# Retrieval-Augmented Generation (RAG) - Basic Demo

This notebook demonstrates how RAG works using FAISS and OpenAI's GPT API (or a local model substitute).

## Objectives
- Ingest documents and chunk them
- Create embeddings and store in a vector DB (FAISS)
- Retrieve top-k chunks based on query
- Send retrieved context to a language model to generate an answer

In [None]:
# Install required libraries
%pip install faiss-cpu sentence-transformers openai python-dotenv -q

## Step 1: Prepare and Embed Document Chunks

In [None]:
from sentence_transformers import SentenceTransformer
import numpy as np
import faiss

# Sample document split into chunks
doc_chunks = [
    "The mitochondria is the powerhouse of the cell.",
    "Photosynthesis occurs in the chloroplasts of plant cells.",
    "DNA contains genetic information and is located in the nucleus.",
    "Proteins are synthesized by ribosomes using mRNA.",
    "ATP is the energy currency of the cell."
]

model = SentenceTransformer("all-MiniLM-L6-v2", device="cpu")
doc_embeddings = model.encode(doc_chunks, show_progress_bar=True)

# Create FAISS index
index = faiss.IndexFlatL2(doc_embeddings.shape[1])
index.add(np.array(doc_embeddings).astype("float32"))

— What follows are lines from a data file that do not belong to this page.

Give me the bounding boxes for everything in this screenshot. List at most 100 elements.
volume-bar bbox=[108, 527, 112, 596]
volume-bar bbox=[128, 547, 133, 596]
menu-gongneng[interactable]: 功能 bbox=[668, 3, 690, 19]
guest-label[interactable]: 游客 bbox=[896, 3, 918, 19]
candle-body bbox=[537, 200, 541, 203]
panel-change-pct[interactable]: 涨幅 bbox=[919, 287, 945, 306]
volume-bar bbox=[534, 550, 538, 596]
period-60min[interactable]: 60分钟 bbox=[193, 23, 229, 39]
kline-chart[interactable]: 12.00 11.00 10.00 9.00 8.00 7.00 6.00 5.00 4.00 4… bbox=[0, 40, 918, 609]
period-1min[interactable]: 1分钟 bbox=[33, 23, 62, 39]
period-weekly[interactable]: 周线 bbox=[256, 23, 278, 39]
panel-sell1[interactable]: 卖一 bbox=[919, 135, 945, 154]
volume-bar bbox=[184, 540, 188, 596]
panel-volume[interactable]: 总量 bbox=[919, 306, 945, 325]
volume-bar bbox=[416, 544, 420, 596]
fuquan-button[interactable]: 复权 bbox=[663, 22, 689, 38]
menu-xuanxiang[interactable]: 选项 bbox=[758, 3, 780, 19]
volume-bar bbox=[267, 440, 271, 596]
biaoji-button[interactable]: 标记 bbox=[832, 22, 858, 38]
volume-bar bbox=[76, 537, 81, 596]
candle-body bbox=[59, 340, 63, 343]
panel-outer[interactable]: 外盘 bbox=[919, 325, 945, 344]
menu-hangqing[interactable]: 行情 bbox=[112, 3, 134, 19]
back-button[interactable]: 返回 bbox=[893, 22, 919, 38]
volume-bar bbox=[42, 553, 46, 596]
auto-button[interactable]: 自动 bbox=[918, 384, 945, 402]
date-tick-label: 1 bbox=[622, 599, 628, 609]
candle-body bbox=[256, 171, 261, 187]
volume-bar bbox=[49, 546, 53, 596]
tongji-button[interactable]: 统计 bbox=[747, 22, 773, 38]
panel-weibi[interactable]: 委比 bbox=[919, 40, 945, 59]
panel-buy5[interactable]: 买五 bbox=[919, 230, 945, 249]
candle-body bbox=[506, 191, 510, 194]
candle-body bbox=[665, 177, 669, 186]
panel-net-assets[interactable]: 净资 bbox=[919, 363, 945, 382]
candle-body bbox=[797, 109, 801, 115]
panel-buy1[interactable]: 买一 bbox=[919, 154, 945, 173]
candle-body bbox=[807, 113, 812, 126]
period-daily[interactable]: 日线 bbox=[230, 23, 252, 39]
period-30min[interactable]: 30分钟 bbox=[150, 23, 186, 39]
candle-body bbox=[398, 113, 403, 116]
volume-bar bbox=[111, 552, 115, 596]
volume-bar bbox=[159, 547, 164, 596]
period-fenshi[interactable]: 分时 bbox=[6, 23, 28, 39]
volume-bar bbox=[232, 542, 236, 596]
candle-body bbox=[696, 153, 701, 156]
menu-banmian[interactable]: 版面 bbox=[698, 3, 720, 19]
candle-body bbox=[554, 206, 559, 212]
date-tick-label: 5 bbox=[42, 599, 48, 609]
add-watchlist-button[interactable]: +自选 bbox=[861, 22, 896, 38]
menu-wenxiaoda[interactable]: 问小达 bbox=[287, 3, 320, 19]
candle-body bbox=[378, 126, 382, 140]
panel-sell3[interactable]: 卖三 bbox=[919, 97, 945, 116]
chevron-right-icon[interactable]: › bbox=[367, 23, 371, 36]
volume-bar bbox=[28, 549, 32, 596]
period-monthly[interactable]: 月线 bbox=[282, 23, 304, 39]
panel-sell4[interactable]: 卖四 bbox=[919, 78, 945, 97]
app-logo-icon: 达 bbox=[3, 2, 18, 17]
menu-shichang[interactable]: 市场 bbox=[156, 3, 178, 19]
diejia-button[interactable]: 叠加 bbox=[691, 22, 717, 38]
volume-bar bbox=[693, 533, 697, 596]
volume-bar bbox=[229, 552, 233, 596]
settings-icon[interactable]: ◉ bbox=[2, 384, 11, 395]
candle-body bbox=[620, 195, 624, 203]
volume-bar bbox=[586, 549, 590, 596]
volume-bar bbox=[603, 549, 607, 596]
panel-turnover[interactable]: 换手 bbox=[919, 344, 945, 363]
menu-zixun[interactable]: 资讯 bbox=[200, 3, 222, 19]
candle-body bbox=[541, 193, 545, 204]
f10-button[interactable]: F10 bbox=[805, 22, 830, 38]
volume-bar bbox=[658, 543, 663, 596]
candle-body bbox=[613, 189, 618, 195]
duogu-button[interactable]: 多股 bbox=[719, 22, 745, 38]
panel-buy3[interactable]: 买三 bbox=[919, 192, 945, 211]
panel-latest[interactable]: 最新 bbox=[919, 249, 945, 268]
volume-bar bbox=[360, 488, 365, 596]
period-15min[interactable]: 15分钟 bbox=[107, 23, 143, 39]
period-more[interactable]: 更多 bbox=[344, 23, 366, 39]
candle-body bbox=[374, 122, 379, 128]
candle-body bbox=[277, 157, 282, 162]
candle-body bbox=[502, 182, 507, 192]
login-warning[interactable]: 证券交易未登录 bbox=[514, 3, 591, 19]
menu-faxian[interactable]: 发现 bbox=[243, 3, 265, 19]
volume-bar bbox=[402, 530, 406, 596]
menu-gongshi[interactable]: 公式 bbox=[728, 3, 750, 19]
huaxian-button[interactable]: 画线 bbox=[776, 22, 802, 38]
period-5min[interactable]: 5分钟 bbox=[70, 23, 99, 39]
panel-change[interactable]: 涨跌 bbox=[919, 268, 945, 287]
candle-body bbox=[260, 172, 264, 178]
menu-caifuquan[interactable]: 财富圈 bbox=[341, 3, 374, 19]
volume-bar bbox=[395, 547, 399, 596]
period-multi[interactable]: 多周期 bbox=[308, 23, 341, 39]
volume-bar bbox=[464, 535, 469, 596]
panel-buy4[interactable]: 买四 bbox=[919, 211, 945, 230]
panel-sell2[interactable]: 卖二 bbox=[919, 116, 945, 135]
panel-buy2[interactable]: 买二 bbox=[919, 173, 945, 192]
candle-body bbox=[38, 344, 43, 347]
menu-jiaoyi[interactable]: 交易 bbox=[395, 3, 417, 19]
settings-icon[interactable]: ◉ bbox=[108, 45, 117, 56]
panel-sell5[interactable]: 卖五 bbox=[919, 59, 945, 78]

## Step 2: Retrieve Relevant Chunks Based on Query

In [None]:
# Define a user query
query = "What produces energy in a cell?"
query_vec = model.encode([query])

D, I = index.search(np.array(query_vec).astype("float32"), k=2)
retrieved_chunks = [doc_chunks[i] for i in I[0]]

print("Top chunks:")
for chunk in retrieved_chunks:
    print("-", chunk)

## Step 3: Use Retrieved Context for Answer Generation

In [None]:
from dotenv import load_dotenv
import os
from openai import OpenAI

# Load variables from .env file
load_dotenv()
api_key=os.getenv("OPENAI_API_KEY")
client = OpenAI(
  api_key=api_key
)

# Construct prompt using ChatCompletion format
context = "\n".join(retrieved_chunks)
# prompt = f"Context:\n{context}\n\nQuestion: {query}"
prompt = f"Question: {query}"

response = client.chat.completions.create(
    model="gpt-3.5-turbo",  # or "gpt-4" if you have access
    messages=[
        {"role": "system", "content": "You are a helpful assistant."},
        {"role": "user", "content": prompt}
    ],
    temperature=0.3,
    max_tokens=100
)

print(response.choices[0].message.content.strip())


## Summary
- This was a basic RAG pipeline.
- Retrieved top-matching context chunks from FAISS.
- Used the context to prompt a language model and generate a grounded answer.